The city board voted to absorb the additional costs for recycling for one year in 2011. Staff members said the $1.03 per month increase will bring the total cost of recycling to $2.76 per month — the cost charged by the contractor and the amount Sherwood and North Little Rock residents are already being charged.

The board also approved the 2013 budget after a short discussion. A representative from the firefighters union spoke against approving the budget because of ongoing negotiations between the union and the city.

Passing the budget “doesn’t hinder my ability to go forward in these discussions,” Moore said. “We’re continuing to have dialogue. Those discussions have not been terminated or addressed at this point.”

At-Large Director Joan Adcock asked about the city’s plan to give $100,000 to the Metro Little Rock Alliance, which operates out of the Little Rock Regional Chamber of Commerce office in Little Rock. The city did not give any money to the agency in 2012, according to the group’s contribution list.

The group’s total budget was $177,000 this year, and Chamber Chief Executive Officer Jay Chesshir said the plan has been to try to increase that budget to $300,000 or more.

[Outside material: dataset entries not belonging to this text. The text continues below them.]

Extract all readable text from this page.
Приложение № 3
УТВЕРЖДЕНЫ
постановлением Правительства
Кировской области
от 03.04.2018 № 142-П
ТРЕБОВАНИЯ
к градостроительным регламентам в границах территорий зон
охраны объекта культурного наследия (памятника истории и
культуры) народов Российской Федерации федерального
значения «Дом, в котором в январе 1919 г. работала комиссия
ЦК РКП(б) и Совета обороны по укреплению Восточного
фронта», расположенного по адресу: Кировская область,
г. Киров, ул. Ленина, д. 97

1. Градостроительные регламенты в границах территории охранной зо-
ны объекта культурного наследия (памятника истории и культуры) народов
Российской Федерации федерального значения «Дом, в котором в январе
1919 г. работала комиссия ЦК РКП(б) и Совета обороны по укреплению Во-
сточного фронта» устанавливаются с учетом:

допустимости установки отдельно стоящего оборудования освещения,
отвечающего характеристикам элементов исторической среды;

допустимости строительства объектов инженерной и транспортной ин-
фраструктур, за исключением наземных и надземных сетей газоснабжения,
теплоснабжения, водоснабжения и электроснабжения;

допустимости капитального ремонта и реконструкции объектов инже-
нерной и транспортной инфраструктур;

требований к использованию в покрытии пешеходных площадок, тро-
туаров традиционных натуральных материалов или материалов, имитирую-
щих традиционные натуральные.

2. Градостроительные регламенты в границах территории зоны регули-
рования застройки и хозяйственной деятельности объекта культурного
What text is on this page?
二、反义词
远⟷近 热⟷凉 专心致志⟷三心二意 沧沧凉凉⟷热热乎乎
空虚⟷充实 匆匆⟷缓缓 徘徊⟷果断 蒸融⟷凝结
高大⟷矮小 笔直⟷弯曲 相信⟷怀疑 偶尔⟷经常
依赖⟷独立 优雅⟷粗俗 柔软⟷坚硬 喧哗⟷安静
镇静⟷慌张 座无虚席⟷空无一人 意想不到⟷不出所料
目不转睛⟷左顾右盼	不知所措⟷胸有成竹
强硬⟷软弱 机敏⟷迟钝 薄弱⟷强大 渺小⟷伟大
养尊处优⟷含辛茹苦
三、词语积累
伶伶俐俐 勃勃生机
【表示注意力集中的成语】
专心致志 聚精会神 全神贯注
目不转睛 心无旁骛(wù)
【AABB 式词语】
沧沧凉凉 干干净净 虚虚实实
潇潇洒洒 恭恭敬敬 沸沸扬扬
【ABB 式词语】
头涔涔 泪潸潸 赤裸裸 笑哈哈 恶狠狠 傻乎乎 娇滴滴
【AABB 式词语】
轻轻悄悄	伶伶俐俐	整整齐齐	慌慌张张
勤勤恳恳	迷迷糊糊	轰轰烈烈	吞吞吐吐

“That group was operating at 65 percent of their budget for the last few years because of the economy,” he said. “This is simply a marketing entity which we have used since 2005. It can market us as a community of more than 1 million people instead of as smaller communities to attract larger opportunities and larger companies.”

Adcock, who raised questions about the expenditure several times, said she wanted to make sure the public understood the expenditure before the board voted.

Other expenditures include new hires for police, fire and code enforcement departments, and a 15 percent increase in employee health-care expenditures. The budget also includes a $697,000 increase for the Central Arkansas Transit Authority, partly to pay for two new bus routes.